The Mudcat Café TM
Thread #105247   Message #2163405
Posted By: JohnInKansas
04-Oct-07 - 04:14 AM
Thread Name: Tech: LoJack for Computers - And the catch is?
Subject: RE: Tech: LoJack for Computers - And the catch is?
Erasing the drive as usually done doesn't necessarily clear the root sector, and if the "program" is installed in the root sector above the position that will be occupied when a new boot/sys is written, it likely will survive the cleaning. That particular bit of information suggests that the program installs as a "root kit" - a legitimate(?) use of what sometimes is one of the nastiest of malware techniques.

Password protection of individual files/folders in Windows is sort of a double-edged sword. It protects your data from others, but there are several places where what would ordinarily be minor - and recoverable - file corruption can render all password protected files completely unrecoverable even by you. The file itself can drop a bit. The "key" file that knows how to unencrypt the file can get lost. The user def file that tells which user the password is for can get mangled. etc. etc. etc. ... (An encrypted file that's part of a backup is almost never readable in a restore - at least in my experience.)

Windows encryption, in recent versions, is very strong so if any accident happens, the file is COMPLETELY AND PERMANENTLY LOST.

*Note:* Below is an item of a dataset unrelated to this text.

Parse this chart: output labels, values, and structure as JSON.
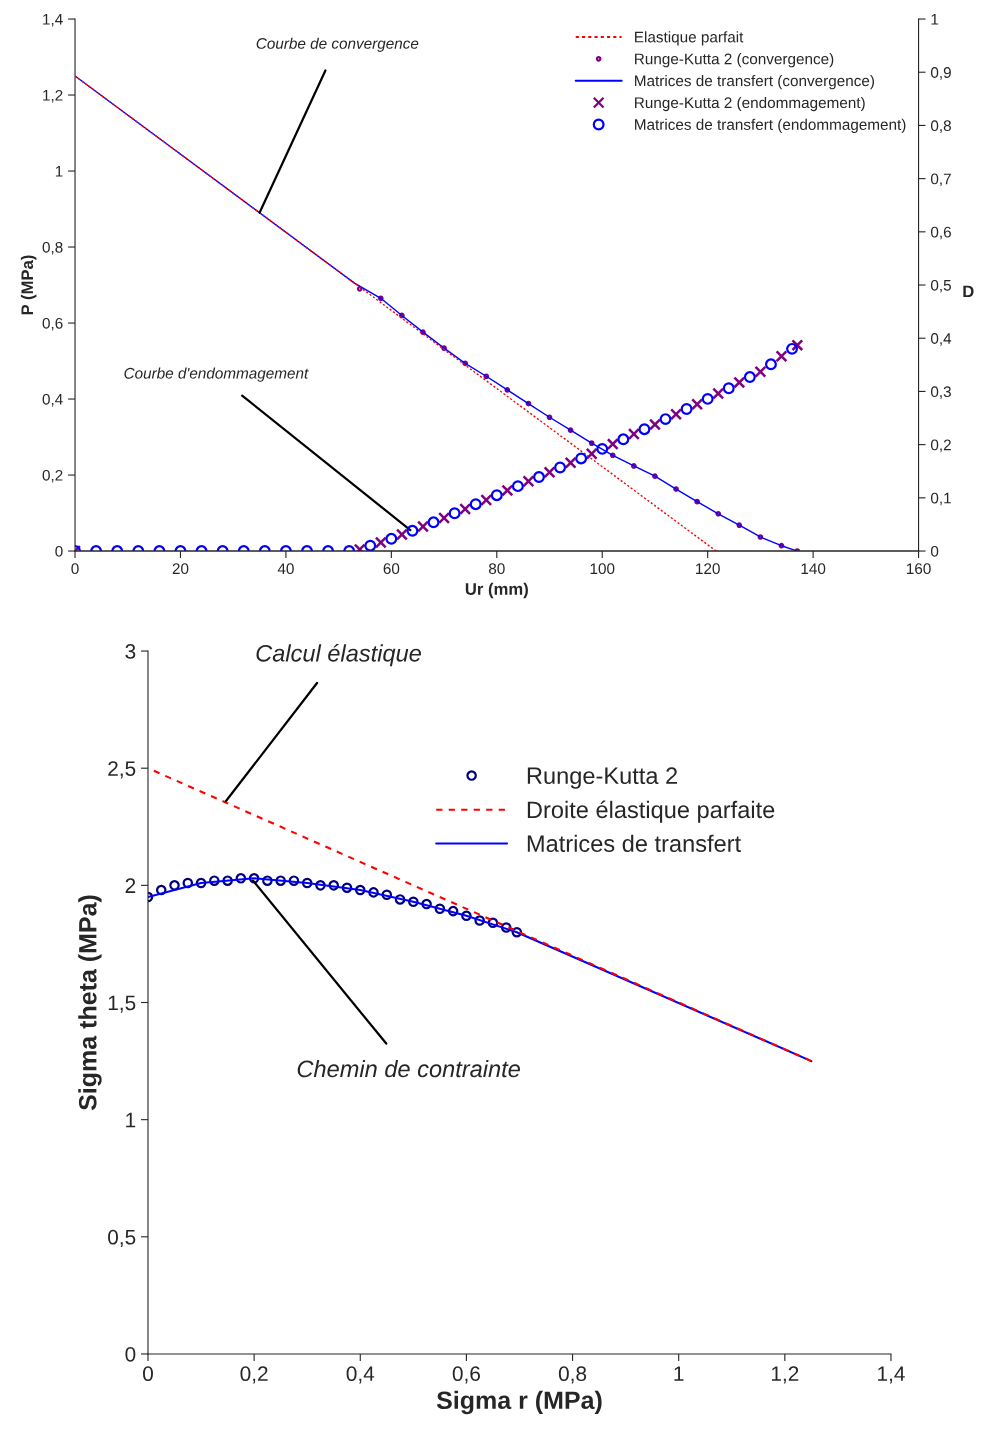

If you have so much information that you have a lot of things needing passwording and encryption, you've just got to accept the risk; but for ordinary use I'd suggest that any individual files worth encrypting should be stored as an unencrypted backup off the machine just in case. (Burn a CD, etc, lock it up somewhere remote from the machine, and then apply the password/encryption only to the "working" copy left on the machine.)

It gets to be cumbersome, but obviously anything you need to protect with a password is valuable enough to merit a little extra care in backup, as well as in protection(?).

Using a logon password, especially for an administrator account, is an entirely different matter. It may be inconvenient to work around a lost or corrupted logon password, but no data is likely to be lost. Encryption of messages during transmission is also safe, since the source file remains unaffected if something gets lost in the transmission.